Many buyers don’t realize that closing costs are so high, so they aren’t able to come up with enough cash to cover these fees before closing. The entire deal could fall through if you can’t pay closing costs, so make sure you plan ahead by putting money aside for these expenses.
Understand the Difference Between Pre-Qualification vs. Pre-Approval
The terms “pre-qualification” and “pre-approval” are often used interchangeably, but they’re not the same. Your lender will determine if you pre-qualify for a mortgage, and if so, how much you can borrow, based on information you provide about your income, debts, and employment. However, you will need to fill out a detailed application and provide documentation to the lender to get pre-approved for a mortgage.
In other words, a pre-qualification is based on information you provide, whereas a pre-approval is based on information the lender has actually verified.

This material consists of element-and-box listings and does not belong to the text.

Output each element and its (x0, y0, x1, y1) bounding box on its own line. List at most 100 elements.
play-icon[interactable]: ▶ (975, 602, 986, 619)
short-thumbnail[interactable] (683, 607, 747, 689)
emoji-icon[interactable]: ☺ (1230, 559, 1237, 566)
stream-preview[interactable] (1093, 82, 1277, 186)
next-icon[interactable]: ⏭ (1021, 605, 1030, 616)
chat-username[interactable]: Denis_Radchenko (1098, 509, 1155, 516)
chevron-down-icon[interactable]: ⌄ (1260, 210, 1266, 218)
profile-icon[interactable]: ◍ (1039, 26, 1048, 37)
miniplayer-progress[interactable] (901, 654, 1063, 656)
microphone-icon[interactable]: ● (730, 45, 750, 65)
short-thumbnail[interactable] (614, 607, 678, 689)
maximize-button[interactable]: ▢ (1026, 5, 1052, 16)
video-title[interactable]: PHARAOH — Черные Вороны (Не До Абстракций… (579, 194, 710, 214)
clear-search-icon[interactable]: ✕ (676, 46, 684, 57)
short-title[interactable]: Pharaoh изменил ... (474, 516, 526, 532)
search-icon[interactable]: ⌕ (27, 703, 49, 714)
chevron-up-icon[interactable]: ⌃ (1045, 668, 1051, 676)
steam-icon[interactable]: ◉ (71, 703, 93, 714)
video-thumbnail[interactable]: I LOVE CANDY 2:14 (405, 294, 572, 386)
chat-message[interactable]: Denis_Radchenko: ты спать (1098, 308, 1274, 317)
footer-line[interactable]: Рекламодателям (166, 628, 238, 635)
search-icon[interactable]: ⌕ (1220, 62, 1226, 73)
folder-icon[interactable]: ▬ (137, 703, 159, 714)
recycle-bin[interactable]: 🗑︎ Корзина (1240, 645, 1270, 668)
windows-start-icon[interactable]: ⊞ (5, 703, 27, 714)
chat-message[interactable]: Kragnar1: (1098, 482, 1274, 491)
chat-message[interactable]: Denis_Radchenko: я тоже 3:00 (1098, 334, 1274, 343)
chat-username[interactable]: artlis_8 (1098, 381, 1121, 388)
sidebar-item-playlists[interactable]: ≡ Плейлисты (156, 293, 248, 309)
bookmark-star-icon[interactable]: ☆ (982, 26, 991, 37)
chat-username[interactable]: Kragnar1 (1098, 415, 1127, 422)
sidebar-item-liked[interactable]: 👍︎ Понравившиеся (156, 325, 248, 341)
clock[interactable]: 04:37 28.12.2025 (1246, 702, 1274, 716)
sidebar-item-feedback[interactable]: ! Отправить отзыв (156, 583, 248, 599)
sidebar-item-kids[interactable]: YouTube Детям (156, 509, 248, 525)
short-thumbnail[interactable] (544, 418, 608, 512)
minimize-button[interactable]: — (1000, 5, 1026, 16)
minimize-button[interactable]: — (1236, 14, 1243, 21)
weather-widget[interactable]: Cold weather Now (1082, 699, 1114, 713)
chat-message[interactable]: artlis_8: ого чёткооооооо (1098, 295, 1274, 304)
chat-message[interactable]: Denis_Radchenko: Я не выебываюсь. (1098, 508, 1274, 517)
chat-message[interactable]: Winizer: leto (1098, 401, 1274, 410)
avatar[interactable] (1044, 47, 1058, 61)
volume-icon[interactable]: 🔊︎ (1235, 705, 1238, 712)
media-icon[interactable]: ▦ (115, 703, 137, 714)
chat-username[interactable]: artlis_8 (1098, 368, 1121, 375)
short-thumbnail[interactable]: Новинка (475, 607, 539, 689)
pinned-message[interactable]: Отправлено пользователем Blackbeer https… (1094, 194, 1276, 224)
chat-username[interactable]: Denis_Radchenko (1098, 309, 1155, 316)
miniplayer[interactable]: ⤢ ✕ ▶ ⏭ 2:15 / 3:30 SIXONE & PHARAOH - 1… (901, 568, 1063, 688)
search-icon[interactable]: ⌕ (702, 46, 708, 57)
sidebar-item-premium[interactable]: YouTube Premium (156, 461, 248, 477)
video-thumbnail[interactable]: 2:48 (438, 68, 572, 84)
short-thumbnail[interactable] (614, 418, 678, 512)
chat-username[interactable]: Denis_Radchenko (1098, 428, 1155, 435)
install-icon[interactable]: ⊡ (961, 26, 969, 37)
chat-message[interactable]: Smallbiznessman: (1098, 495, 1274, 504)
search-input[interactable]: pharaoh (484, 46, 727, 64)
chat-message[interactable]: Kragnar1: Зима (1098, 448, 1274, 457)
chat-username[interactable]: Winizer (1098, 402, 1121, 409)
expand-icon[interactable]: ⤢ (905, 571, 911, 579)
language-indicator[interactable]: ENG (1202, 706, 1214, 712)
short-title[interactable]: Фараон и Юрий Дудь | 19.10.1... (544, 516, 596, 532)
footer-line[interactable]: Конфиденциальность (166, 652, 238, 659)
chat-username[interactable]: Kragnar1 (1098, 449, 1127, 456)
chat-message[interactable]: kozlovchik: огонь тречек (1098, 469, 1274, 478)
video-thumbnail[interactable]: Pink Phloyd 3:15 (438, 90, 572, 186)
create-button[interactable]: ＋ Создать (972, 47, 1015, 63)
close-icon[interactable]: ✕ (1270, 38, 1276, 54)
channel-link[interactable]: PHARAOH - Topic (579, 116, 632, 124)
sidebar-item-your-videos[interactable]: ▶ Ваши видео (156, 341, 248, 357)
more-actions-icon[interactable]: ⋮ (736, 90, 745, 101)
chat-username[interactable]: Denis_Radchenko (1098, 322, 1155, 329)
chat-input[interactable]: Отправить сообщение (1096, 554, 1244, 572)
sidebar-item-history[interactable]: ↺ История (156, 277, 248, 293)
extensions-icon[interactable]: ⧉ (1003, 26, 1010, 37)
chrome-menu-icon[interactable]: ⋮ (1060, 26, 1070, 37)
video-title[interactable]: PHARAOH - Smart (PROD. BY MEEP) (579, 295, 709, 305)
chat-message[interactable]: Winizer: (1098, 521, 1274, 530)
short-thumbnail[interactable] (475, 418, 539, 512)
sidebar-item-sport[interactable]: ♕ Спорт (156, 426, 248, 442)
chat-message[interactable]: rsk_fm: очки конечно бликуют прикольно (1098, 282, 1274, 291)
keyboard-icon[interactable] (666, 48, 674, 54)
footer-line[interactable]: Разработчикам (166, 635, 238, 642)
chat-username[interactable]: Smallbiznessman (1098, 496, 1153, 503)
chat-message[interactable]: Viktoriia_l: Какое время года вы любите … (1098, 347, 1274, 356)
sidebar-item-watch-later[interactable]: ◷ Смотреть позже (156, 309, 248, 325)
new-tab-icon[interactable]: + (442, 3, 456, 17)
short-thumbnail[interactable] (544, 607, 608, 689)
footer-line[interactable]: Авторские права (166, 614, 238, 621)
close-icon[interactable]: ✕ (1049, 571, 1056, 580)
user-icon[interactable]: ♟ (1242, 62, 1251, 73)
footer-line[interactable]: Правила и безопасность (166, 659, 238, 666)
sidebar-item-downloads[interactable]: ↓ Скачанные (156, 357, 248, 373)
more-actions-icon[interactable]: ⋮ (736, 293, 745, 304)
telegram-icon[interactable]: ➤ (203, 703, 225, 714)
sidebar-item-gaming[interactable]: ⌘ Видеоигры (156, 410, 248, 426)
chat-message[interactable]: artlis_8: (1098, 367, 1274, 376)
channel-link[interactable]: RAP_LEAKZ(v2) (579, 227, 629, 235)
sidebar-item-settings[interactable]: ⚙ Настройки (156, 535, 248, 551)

The terms of your pre-qualification are not set in stone. For example, say you accidentally submit incorrect information when applying for pre-qualification. Then, you make an offer on a home based on your pre-qualification. The terms of your approval may change once your lender discovers that the information you submitted was incorrect. As a result of these changes, you may no longer be able to afford the home.
To avoid mistakes like these, make sure you are aware of the difference between a pre-qualification and pre-approval. It’s best to get pre-approved rather than pre-qualified before searching for or making an offer on a home.
Work With A Realtor®
Working with a Realtor® can ensure that the process of buying a home goes as smoothly as possible.
If you’re in the early stages of your home buying journey, your Realtor® will be able to recommend reliable lenders that offer loans that fit your unique needs.
After your offer on a home is accepted, your Realtor® can help you complete all of the necessary tasks to finalize your loan, including scheduling an inspection and appraisal.
In the days leading up to closing, your Realtor® can walk you through your financing paperwork, including the closing disclosure document.
Let your Realtor® guide you through the process of financing a home so you can avoid making costly mortgage mistakes.